Typewriter: Woodstock.
To make the article searchable and quotable, it is reprinted below.
Our discussion of machine intelligence provoked a number of interesting responses. Dr. Boli would like to address one in particular from Mr. Jeffery Hodges, who imagines himself as a robot with an artificial brain so constructed that it duplicates exactly the physical activity of a human brain. Mr. Hodges’ challenge: “Prove that I have consciousness.”
First, allow Dr. Boli to reiterate that the question of whether a thing is intelligent and the question of whether it is conscious are two separate questions. We may, of course, define “intelligence” so as to require consciousness; but, if we do so, we are deliberately leaving ourselves a loophole through which we can always escape the conclusion that anything other than ourselves is intelligent. We have only to say that it simulates consciousness without possessing it.
Suppose we placed a loudspeaker inside a hollow bronze statue of Descartes, and connected it to a recording of some famous French actor saying “Je pense, donc je suis,” over and over and over again. We might say to the statue, “But you do not think. You are a hollow hunk of bronze with a loudspeaker inside, and nothing more.” With good reason, we should conclude that the statue was not conscious, even though it told us it was thinking.
But now suppose the statue suddenly started talking back to us: “Yes, I do think, you narrow-minded skeptic. And furthermore, I am deeply distressed by your casual display of prejudice against persons of metallic structure.”
Our natural instinct would be to suspect a prank. We should probably look around to see whether we could find a man with a microphone somewhere in the vicinity.
Yet the prank is not a necessary explanation. Dr. Boli will tell you a story about a time long past.
In the late 1980s, Dr. Boli decided to play a little with artificial intelligence.” In those days, he was using an Atari ST computer, which was so insanely powerful that it had a metabyte of RAM and a 20-megabyte hard drive.
You may recall that most artificial-intelligence programming was done in LISP in those days, and that the standard demonstration of artificial intelligence was a program called ELIZA, which simulated the responses of a dim-witted psychotherapist. With the awe-inspiring power of the Atari ST and the endless nested parentheses of LISP, one ought to be able to make a more convincing simulation of intelligence than ELIZA. So Dr. Boli wrote his own psychotherapist program, and was surprised by the results.
It was a very simple program, but the few unfortunate victims of demonstrations were often convinced that some prankster was manipulating the computer’s responses. Why? Because the computer acted irrationally, and it seems we look for irrationality when we determine consciousness.
For example, the program counted the number of occurrences of first-person singular pronouns in the test subject’s typing. After a certain number, it complained that the subject talked about nothing but himself all the time.
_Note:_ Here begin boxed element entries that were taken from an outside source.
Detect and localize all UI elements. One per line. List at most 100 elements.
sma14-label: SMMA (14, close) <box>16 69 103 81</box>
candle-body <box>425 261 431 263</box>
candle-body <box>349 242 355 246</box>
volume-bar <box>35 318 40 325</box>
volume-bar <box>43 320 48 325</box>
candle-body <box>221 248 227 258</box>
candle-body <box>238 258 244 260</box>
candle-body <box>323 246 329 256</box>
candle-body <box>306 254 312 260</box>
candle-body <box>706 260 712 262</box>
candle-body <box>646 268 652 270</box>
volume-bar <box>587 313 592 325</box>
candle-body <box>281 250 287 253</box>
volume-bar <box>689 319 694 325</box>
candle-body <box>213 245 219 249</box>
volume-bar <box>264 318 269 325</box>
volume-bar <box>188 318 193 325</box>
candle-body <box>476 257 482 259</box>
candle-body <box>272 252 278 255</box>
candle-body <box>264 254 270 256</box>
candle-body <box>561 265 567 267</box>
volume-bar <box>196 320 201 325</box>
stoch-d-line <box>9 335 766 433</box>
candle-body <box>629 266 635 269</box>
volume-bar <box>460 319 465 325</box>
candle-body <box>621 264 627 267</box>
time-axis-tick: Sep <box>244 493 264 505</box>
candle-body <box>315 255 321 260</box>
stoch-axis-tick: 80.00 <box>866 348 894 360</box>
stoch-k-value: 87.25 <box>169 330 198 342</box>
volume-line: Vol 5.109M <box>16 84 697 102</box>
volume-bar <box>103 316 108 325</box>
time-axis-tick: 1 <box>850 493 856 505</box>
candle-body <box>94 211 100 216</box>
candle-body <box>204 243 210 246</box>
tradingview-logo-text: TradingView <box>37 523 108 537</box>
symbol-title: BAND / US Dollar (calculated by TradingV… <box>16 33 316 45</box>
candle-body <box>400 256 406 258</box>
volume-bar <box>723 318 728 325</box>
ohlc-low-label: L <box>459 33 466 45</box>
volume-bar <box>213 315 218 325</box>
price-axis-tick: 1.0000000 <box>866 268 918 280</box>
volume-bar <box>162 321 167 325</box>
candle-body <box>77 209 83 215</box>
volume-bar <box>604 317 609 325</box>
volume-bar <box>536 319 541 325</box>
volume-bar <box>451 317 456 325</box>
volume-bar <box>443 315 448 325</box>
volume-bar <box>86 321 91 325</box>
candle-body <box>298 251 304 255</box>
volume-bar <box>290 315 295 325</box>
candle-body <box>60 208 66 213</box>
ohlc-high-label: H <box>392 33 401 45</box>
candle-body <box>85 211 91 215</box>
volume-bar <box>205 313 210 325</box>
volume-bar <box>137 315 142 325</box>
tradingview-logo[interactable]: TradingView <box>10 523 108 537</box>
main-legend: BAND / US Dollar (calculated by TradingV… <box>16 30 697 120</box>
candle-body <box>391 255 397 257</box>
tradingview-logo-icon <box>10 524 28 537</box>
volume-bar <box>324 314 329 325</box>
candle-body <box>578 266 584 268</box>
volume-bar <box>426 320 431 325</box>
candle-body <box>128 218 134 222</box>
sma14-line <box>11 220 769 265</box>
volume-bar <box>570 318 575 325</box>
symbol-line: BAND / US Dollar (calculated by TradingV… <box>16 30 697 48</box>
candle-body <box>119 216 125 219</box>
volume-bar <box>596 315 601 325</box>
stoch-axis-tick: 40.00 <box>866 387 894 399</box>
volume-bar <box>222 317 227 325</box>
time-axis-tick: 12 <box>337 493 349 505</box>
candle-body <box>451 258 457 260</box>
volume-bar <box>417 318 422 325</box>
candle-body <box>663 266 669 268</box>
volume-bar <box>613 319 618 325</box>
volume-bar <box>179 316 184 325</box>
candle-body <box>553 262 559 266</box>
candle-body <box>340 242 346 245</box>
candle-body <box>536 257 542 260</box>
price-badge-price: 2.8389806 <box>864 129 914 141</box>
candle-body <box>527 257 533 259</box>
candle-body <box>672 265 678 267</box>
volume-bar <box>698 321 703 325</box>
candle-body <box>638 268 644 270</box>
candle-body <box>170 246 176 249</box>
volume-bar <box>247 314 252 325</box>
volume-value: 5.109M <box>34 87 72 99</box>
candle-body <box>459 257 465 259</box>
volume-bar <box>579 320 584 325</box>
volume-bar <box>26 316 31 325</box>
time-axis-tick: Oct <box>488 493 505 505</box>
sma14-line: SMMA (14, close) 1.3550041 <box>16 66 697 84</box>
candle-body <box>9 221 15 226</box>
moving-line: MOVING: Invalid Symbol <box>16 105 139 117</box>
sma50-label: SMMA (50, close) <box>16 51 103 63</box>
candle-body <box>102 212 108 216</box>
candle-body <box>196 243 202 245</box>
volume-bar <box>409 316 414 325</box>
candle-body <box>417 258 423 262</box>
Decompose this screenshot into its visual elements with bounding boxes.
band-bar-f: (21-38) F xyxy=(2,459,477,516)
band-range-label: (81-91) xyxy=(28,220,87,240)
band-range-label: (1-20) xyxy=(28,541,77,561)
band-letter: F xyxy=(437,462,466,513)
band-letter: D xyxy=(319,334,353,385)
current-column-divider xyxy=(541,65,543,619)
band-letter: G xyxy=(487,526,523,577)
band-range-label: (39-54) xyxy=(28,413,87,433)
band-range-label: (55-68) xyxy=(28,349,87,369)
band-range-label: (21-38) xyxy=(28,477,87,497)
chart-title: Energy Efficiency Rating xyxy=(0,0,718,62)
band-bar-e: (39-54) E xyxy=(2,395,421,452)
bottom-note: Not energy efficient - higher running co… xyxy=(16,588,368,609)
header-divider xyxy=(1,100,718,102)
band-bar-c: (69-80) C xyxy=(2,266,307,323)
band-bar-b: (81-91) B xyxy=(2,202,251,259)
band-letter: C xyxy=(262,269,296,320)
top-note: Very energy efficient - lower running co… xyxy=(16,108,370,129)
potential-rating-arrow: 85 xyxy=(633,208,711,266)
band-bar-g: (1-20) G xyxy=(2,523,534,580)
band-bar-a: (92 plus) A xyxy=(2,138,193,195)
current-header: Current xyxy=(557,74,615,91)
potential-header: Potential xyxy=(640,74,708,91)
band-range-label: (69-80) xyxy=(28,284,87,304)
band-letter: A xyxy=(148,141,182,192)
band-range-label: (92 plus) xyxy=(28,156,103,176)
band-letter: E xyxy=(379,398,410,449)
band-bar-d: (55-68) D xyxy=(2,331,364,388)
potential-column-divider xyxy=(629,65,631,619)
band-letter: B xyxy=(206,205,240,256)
If the subject veered into an area completely outside the program’s vocabulary (and most areas were completely outside the program’s vocabulary), it would commandeer the conversation with an irrelevance: “That’s fine, but I want to talk about squirrels.” (And you may be sure that it had been given the vocabulary for a discussion of squirrels.)
In this way, the program came very close to passing the Turing test: even though the subjects were told that they were interacting with a computer program, many of them insisted that there was a human being manipulating the computer’s responses. After a while, Dr. Boli decided to add a timed delay before the computer responded, which made the illusion of human manipulation even more plausible.
From this experiment, Dr. Boli concluded that cheap tricks are the best way to make a convincing simulation of consciousness. We seem to believe, against all evidence, that a machine cannot be irrational.
And now, to return to Mr. Hodges’ challenge: Dr. Boli cannot prove that Robot Jeffery Hodges is conscious, because Dr. Boli cannot prove that Human Jeffery Hodges is conscious. Consciousness is not demonstrable; it may be taken on faith, but we have no proof that even the human beings who surround us are not employing cheap tricks to fool us into thinking them conscious. Dr. Boli has demonstrable proof only of his own consciousness; and it is demonstrable to himself, but not to anyone else.
If you are an unconscious being whose continued existence requires the simulation of consciousness, Dr. Boli would advise you to make liberal use of irrationality. It seems to be the most convincing proof of consciousness to the irrational human mind.